In the following assignment I will be outlining the children I worked with: ages, previous classroom experience and ability. I will state the reasons for choosing materials as a topic and analyse the children’s understanding and knowledge both before and after their science lesson. I will then go on to analyse my role as a teacher, the successes and the weaknesses.

The Children

I started with five year three children: S, J, ST, G and O. All the children were aged eight. Their abilities were based on literacy skills and ability groupings.  Their previous year two teacher had been ill for quite some time subsequently the class had had quite a few supply teachers. The continuity of teaching was not there and so the class teacher and I thought it best to go with elicitation and assessments gained in literacy, see Appendix A. These would enable me to ascertain who would need extra synonyms and who would need help in completing written work. This assignment was completed in November 2003 and I had only worked with these children for two weeks prior to the commencement of this science task. Through these weeks I had gathered that these children liked to talk and the chosen topic should include this medium. As it was, the next whole topic to follow on the school’s long-term plans was materials. Appendix B shows the progression from rocks onto materials and the follow on topic, which was to be springs and magnets. The NC outlines this as grouping and classifying materials, 1a: compare materials on the basis of there properties and relate them to everyday uses.

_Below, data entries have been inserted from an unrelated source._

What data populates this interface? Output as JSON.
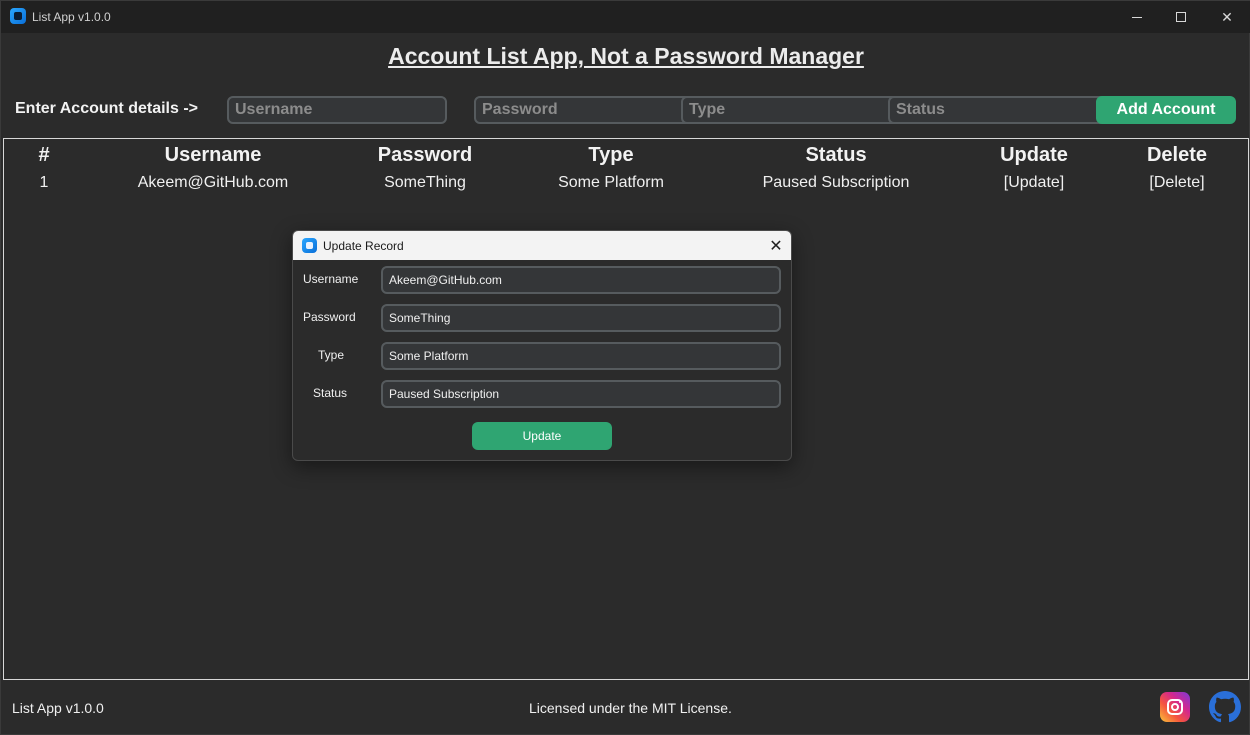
{
  "window": {
    "title": "List App v1.0.0"
  },
  "heading": "Account List App, Not a Password Manager",
  "entry": {
    "label": "Enter Account details ->",
    "username_placeholder": "Username",
    "password_placeholder": "Password",
    "type_placeholder": "Type",
    "status_placeholder": "Status",
    "add_button": "Add Account"
  },
  "table": {
    "headers": [
      "#",
      "Username",
      "Password",
      "Type",
      "Status",
      "Update",
      "Delete"
    ],
    "rows": [
      [
        "1",
        "Akeem@GitHub.com",
        "SomeThing",
        "Some Platform",
        "Paused Subscription",
        "[Update]",
        "[Delete]"
      ]
    ]
  },
  "dialog": {
    "title": "Update Record",
    "labels": {
      "username": "Username",
      "password": "Password",
      "type": "Type",
      "status": "Status"
    },
    "values": {
      "username": "Akeem@GitHub.com",
      "password": "SomeThing",
      "type": "Some Platform",
      "status": "Paused Subscription"
    },
    "button": "Update"
  },
  "footer": {
    "version": "List App v1.0.0",
    "license": "Licensed under the MIT License.",
    "icons": [
      "instagram-icon",
      "github-icon"
    ]
  },
  "colors": {
    "accent": "#2fa572",
    "background": "#2b2b2b",
    "field": "#343638"
  }
}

Children’s Ideas On Materials

Considering that each child from the time it was born has had some contact with its environment you would expect that there was some amount of historical background. Therefore comparing materials and relating them to everyday uses would include ideas and concepts built on childhood experiences. Piaget’s theory of cognitive development outlines that all children are on a quest to enhance their knowledge and to compartmentalise it to gain higher understanding. As Hetherington and Parke, 1999 sate:

Piaget believed that children play an active role in accomplishing this enormous task; that is, rather than passively wait to take in information from their environment, they continuously and actively seek out information and adapt it to the knowledge they already have.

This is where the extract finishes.